Check out if Ushahidi is in The Top 100 NGOs 2013 Edition!
Harnessing the power of the crowd for good.
Flexible platform for limitless uses.
It is not often that an organization can harness a new technology and send reverberations through the entire non-governmental sector. As a result of its innovative application of open source mapping software, however, this is exactly what Ushahidi (Swahili for ‘testimony’ or ‘witness’) has achieved in three short years.
The Nairobi-based organization was conceived in 2007 in response to the disputed elections in Kenya and the widespread violence that followed. Alarmed by the apparent gap between what they were witnessing on the ground and what was being reported in the media, a group of ‘citizen journalists’ established a website to map incidents of violence and peace efforts throughout the country based on reports submitted via the web and mobile phones. This website quickly amassed 45,000 users nationwide, with the data aggregated and mapped for anyone who needed it.
Maturing into a fully-fledged non-profit software development company, Ushahidi aspires to disrupt the way information flows in the world by providing high-quality ‘crowdsourcing’ tools with low barriers to entry, leveraging the collective power of individuals to achieve greater impact.

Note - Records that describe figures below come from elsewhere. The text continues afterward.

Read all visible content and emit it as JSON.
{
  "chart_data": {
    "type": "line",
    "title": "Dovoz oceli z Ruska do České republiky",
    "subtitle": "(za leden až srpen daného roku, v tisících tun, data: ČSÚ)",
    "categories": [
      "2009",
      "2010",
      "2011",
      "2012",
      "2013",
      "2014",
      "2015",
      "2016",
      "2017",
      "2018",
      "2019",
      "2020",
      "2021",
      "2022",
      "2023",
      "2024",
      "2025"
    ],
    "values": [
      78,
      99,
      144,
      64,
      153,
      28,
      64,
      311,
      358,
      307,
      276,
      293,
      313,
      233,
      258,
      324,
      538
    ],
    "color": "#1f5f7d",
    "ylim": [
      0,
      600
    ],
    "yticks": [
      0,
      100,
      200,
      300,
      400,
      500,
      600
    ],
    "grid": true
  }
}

The organization specialises in developing free and open source software for information collection, visualization and interactive mapping. To date, the most ground-breaking uses have been in the humanitarian world. From providing real-time mapping to assist first responders during the Haitian post-earthquake relief effort in 2010, to contributing to the UN Office for the Co-ordination of Humanitarian Affairs’ ‘Standby Volunteer Task Force’ for Libya, Ushahidi has changed the face of how crucial information concerning conditions on the ground can be collected, analyzed and disseminated at high speed to relief workers.
The organization is quick to point out, however, that Ushahidi’s products hold far more promise. As Executive Director Juliana Rotich explains, some of the uses will be humanitarian, but the software has already been utilised in unforeseen ways: “I think that is telling; we are a platform company, we make technology that can be used and customized in different ways, and this affords people a lot of creativity”. Ultimately, the possibilities for combining social activism, public accountability and geo-spatial information are limited only by the imagination of the organizations and groups seeking to drive change. It is for this reason that Ushahidi has had such a pervasive impact in such a short period of time, and why it has opened eyes to the potential for other fruitful marriages of new technologies with longstanding NGO priorities.